• Loi sur le travail: le 49-3 pour assommer la majorité

    Loi sur le travail: le 49-3 pour assommer la majorité

    CategoriesLoi sur le travail: le 49-3 pour assommer la majorité. Manuel Valls innove : avant même que le projet de loi sur la réforme du code du travail ne soit présenté en conseil des ministres, il invente le 49-3 préventif pour faire taire sa majorité. Plus la bête parlementaire regimbe, plus il faut l'assommer tôt. Il n'est pas dit que l'exercice réussisse selon Mathieu Magnaudeix de Mediapart.

    « Êtes-vous prête à utiliser le 49-3 si cela s’avère nécessaire ? » « Avec le premier ministre, nous voulons convaincre les parlementaires de l’ambition de ce projet de loi.

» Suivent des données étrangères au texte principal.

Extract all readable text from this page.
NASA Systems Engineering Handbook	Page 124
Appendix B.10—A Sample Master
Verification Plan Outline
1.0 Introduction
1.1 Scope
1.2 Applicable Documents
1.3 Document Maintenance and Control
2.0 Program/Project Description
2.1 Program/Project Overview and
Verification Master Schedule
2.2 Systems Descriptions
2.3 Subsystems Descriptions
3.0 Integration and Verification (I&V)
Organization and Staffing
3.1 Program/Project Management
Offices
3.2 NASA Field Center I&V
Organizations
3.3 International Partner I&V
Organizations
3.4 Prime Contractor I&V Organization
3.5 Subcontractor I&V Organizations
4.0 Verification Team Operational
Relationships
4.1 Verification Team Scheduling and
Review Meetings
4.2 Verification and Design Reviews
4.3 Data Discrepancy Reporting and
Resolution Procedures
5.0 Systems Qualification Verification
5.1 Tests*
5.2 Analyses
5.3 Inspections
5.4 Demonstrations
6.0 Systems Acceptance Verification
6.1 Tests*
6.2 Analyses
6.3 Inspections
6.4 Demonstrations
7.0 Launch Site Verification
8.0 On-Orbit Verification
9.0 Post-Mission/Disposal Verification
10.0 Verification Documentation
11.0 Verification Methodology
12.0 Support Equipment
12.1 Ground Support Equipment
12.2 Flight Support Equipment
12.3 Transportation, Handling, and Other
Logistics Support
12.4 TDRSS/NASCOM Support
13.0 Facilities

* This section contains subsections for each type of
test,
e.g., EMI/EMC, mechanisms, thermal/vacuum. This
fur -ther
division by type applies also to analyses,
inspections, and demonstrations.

Mais nous prendrons nos responsabilités. »En une phrase en fin d’un entretien au quotidien économique Les Échos jeudi 18 février, la ministre du travail Myriam El Khomri a rallumé le feu dans la majorité. Tout le monde a vite compris : le gouvernement n’exclut pas de passer en force sur le projet de loi de réforme du travail, en activant l’article 49-3 de la Constitution qui permet de faire adopter un texte par vote bloqué. Comme il l’a fait trois fois début 2015, à chaque passage de la contestée loi Macron à l’Assemblée nationale.

    La phrase de Myriam El Khomri ressemble à une énorme bourde, mais ça n'en est pas une. Sur le papier, il n'y avait aucune urgence à polémiquer. Rejeté par les syndicats, mais applaudi par le Medef, le texte, qui remet en cause les 35 heures et instaure un droit du travail à la carte (lire l'analyse détaillée de Mathilde Goanec), ne sera présenté que le 9 mars au conseil des ministres, et débattu ensuite au Parlement.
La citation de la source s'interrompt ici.